Chinese mobile operators are unlikely to create the volume necessary to decrease NG-PON2 prices, but could 5G generate enough shipments to hit a price point more in line with operators' budgets?
Perhaps. However, perhaps it doesn't matter if service providers value NG-PON2's benefits above the cost of entry.
"NG-PON2 will never have the volumes that other types of PON have in China," Julie Kunstler, principal consultant for broadband access at Informa sister company Ovum told Broadband World News. "Typically China has consumed 80% of the worldwide PON market, in terms of equipment units. Without them behind a certain standard, you're not going to get the volume. If you don't get the volume, it's very hard to get the opex down."
One reason these and other analysts are bullish on Chinese operators' disinterest in extensive NG-PON2 adoption lies in sub-components OEMs' inactivity. Given NG-PON2 transceivers' many parts, vendors of lasers and optics should be busy working on next-generation PON devices if they predicted huge upticks in demand from China's operators, Kunstler said.
"The major sub-components companies are not involved in NG-PON2. A lot of lasers and optics come from Mitsubishi. And from Sumitomo," she added. "They have not been involved in NGPON2 lasers and that's because they don't see the volumes in the millions upon millions the way they've seen it for GPON and EPON and certainly they expect for XGS-PON."
In March, ADTRAN acquired Sumitomo Electric Industries' EPON technologies and resources and inked a distribution deal that opens up the Asian market to ADTRAN's vast family of access solutions. ADTRAN and Sumitomo are working together on R&D, product roadmaps and feature prioritization, Jay Wilson, senior vice president of Technology and Strategy at ADTRAN told BBWN at the time. ADTRAN stressed how different the two continents are, noting customers in both regions have their own roadmaps and product strategies. (See ADTRAN Buys Cable Market Share With Sumitomo EPON Acquisition.)

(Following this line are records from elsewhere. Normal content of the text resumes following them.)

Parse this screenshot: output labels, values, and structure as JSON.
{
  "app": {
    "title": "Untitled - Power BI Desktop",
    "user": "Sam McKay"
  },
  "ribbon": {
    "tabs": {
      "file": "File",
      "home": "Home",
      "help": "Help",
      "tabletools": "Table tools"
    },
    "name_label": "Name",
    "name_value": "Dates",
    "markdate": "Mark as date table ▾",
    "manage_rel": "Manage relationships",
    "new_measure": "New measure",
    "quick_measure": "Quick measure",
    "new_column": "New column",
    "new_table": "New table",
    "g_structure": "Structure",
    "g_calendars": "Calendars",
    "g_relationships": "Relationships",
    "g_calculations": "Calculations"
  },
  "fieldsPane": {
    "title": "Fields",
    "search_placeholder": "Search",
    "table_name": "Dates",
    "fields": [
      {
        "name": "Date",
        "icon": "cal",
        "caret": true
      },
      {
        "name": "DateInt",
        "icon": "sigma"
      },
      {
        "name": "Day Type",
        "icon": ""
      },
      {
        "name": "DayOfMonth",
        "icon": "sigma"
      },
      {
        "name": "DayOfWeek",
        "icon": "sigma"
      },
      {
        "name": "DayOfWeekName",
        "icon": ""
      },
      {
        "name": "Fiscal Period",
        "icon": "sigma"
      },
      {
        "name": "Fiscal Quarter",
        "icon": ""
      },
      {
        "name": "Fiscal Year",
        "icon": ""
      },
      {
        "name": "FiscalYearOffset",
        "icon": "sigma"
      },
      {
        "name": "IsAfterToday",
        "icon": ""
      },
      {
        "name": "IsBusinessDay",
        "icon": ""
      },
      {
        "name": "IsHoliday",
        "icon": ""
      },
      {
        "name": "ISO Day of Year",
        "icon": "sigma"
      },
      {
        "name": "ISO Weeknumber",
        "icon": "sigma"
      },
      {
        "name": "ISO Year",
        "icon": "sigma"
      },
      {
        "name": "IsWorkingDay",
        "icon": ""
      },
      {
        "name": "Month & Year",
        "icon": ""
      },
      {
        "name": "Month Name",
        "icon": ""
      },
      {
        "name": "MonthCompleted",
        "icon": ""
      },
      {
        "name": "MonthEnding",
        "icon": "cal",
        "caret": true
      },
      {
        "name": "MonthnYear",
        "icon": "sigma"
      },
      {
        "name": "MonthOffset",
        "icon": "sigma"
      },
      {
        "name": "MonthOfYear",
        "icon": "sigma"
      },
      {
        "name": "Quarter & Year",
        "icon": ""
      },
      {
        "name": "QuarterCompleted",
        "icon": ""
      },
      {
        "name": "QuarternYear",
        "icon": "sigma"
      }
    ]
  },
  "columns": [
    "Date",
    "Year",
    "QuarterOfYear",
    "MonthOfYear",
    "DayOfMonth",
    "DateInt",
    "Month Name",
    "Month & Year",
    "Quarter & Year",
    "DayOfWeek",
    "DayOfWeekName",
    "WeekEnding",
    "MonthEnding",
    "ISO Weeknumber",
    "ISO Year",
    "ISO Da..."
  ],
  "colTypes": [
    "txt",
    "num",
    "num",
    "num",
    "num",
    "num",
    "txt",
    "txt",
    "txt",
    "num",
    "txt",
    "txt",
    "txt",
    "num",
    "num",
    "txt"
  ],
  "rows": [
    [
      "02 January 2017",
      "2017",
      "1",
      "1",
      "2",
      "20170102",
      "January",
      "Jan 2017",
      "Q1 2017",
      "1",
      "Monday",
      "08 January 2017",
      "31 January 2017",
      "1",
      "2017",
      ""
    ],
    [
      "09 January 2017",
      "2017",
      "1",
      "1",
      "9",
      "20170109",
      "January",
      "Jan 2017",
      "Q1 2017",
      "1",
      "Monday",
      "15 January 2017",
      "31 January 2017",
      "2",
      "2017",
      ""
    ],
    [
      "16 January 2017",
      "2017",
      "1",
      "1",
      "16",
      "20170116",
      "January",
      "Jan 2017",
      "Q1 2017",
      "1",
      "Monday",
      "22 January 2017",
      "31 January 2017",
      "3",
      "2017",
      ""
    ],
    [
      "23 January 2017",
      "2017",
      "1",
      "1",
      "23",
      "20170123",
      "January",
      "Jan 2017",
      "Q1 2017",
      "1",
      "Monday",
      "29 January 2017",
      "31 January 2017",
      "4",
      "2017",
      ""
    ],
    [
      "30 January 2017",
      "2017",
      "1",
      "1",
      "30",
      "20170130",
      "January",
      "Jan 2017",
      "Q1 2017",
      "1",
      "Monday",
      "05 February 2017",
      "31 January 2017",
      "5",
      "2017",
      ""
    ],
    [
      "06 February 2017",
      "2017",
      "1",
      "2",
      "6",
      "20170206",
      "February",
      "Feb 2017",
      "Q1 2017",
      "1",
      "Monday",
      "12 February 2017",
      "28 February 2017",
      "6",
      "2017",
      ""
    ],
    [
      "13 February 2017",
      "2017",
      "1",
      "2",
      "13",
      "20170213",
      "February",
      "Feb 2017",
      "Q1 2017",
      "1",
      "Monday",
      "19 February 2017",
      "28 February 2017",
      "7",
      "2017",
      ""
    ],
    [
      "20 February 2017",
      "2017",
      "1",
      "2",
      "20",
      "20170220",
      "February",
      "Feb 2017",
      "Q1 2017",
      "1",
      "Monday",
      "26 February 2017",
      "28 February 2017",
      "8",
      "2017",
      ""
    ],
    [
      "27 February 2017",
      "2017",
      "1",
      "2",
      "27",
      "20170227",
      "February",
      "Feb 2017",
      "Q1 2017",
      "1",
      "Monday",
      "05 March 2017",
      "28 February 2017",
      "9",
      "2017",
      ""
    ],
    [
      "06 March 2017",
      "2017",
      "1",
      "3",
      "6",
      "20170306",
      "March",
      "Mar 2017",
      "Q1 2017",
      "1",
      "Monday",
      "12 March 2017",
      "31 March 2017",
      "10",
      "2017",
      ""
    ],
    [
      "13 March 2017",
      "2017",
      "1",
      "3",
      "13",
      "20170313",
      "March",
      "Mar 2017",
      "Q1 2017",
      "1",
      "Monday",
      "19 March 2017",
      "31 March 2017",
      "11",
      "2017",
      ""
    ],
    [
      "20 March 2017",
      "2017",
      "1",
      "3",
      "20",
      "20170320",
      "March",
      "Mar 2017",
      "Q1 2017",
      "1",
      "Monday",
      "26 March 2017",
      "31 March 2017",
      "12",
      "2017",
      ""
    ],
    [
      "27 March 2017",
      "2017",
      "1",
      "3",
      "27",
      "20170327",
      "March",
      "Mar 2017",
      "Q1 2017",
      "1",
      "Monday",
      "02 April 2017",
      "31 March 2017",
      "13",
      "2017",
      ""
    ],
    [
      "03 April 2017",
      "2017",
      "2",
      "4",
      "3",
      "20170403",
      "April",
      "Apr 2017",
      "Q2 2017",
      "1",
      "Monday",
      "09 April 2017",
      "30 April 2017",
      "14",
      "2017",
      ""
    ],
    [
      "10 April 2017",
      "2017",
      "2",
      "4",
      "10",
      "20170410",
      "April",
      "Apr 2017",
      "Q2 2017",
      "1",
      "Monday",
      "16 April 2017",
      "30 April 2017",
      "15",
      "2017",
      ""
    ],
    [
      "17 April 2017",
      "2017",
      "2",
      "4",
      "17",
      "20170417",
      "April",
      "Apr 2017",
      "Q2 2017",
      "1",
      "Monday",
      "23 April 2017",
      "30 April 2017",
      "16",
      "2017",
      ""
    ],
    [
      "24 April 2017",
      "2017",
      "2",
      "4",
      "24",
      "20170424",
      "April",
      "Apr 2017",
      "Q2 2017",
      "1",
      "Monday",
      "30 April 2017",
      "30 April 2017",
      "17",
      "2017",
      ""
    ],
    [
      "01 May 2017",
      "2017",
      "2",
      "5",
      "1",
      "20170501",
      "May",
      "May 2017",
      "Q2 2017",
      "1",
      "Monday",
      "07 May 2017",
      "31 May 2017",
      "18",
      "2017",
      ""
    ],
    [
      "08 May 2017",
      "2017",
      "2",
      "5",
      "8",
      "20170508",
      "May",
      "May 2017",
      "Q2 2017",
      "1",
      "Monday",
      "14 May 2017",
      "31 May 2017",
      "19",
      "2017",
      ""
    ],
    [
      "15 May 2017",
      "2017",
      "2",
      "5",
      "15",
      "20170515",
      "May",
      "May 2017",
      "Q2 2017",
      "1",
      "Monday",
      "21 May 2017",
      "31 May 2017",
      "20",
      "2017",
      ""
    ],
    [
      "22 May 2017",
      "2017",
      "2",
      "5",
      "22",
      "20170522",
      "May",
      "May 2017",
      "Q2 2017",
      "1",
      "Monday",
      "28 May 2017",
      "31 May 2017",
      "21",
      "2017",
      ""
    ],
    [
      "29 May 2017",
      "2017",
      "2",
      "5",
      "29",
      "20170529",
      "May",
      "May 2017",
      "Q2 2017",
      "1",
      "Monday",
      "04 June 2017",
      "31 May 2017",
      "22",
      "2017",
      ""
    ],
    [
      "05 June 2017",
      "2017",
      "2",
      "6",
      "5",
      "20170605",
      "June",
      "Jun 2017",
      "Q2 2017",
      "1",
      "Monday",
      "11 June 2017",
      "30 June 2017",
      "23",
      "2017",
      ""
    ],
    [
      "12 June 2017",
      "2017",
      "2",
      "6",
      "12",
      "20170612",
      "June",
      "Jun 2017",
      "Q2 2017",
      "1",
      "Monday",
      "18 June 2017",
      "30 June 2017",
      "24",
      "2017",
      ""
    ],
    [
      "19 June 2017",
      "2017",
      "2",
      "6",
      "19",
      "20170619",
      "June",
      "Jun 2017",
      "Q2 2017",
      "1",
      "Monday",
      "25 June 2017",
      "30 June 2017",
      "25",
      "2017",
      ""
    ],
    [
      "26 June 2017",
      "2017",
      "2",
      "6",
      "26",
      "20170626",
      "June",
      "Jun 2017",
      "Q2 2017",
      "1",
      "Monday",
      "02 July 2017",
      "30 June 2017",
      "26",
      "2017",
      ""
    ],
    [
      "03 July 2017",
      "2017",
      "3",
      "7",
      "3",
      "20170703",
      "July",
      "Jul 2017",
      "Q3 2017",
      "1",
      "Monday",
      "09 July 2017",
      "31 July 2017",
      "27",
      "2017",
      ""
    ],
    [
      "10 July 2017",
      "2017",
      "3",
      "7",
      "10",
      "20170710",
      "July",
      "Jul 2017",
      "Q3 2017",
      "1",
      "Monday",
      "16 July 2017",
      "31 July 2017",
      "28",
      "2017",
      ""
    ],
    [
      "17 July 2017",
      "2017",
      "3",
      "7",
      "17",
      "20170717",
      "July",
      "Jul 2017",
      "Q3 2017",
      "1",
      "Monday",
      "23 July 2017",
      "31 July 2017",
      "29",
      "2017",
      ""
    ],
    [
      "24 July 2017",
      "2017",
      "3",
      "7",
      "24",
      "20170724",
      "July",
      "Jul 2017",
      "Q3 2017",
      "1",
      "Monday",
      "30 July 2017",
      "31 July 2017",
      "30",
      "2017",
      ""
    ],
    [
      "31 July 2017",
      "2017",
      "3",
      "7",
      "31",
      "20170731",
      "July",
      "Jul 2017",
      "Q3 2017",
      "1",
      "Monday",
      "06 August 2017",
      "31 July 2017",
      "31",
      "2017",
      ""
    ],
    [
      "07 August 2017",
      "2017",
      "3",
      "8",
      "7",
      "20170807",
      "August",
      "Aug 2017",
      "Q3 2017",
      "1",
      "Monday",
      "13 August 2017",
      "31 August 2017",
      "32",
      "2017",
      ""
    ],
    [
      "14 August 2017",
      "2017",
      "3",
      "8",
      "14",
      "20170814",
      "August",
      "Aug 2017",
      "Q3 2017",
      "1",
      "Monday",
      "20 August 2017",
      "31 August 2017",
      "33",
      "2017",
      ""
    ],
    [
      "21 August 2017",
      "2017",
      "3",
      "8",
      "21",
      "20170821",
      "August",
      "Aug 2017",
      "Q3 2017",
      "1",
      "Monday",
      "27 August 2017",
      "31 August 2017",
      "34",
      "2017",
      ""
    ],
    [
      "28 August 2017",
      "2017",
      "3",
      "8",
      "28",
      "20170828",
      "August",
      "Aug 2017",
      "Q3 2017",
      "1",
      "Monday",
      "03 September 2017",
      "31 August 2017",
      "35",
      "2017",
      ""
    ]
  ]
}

Where's the growth? As invaluable as China is and as important as Chinese operators are in helping shape product and standards direction, a growing number of operators are adopting or investigating NG-PON2. Not all their names start with V, either.
Sure, Verizon is the service provider most commonly associated with NG-PON2. It was the first major operator to explore this optical network -- and share a lot of its work, via B2B media, events and workshops, as well as closed-door sessions with network engineers. Verizon, in partnership with ADTRAN and Calix, continues to push hard to achieve specific goals within specific timeframes, Vincent O'Byrne, Verizon's director of technology, has said.
Verizon -- and a growing roster of publicly identified operators, including Altice and Portugal Telecom -- chose NG-PON2 (aka TWDM PON) is because it uses tunable optics. While making NG-PON2 more expensive, its multi-wavelength approach allows operators to assign different subscriber types to different wavelengths -- the path forward for Verizon, as it converges its residential, business and mobile networks onto a universal network, O'Byrne said.
Also, operators can use multiple wavelengths to support wholesaling of access networks, Kunstler said. For examples, they can assign one wavelength to a virtual network operator or another service provider. Bundling multiple wavelengths also enables operators to expand bandwidth to support MBH and fronthaul, something Verizon is doing, she said.
In fact, MKM Partners' Michael Genovese, who has a "buy" recommendation for ADTRAN stock, is so bullish on NG-PON2's role in 5G backhaul and fronthaul that he believes ADTRAN is positioned to profit from the next-gen mobile network infrastructure, according to a Light Reading article today. In March, Genovese said pretty much the same about Calix.
"Companies, which will play instrumental roles in 5G backhaul and fronthaul, are under-appreciated," he said.
Noted Mark Lutkowitz, principal at independent consulting and market research firm fibeReality:
We fully anticipate that Verizon will make the necessary huge investments off-budget to ensure that the optics food chain from the lowest level components, such as chips and transceivers, to the full systems are in place in order to pull off the most ambitious project in the history of telecommunications. Nevertheless, there is at least a small minority of well-paid, high-level investors on the Street with big staffs, who still do not get that Verizon is much different from other incumbent ISPs.
Without Chinese telcos' purchases the path to volume discounts will take longer, the pricing perhaps a little higher than initially desired, but service providers eager to reap the benefits of NG-PON2 will figure out how to cut costs enough to make NG-PON2 affordable enough to deliver the invaluable benefits of a universal network, once something unimaginable and now a matter of budget, tests and trials.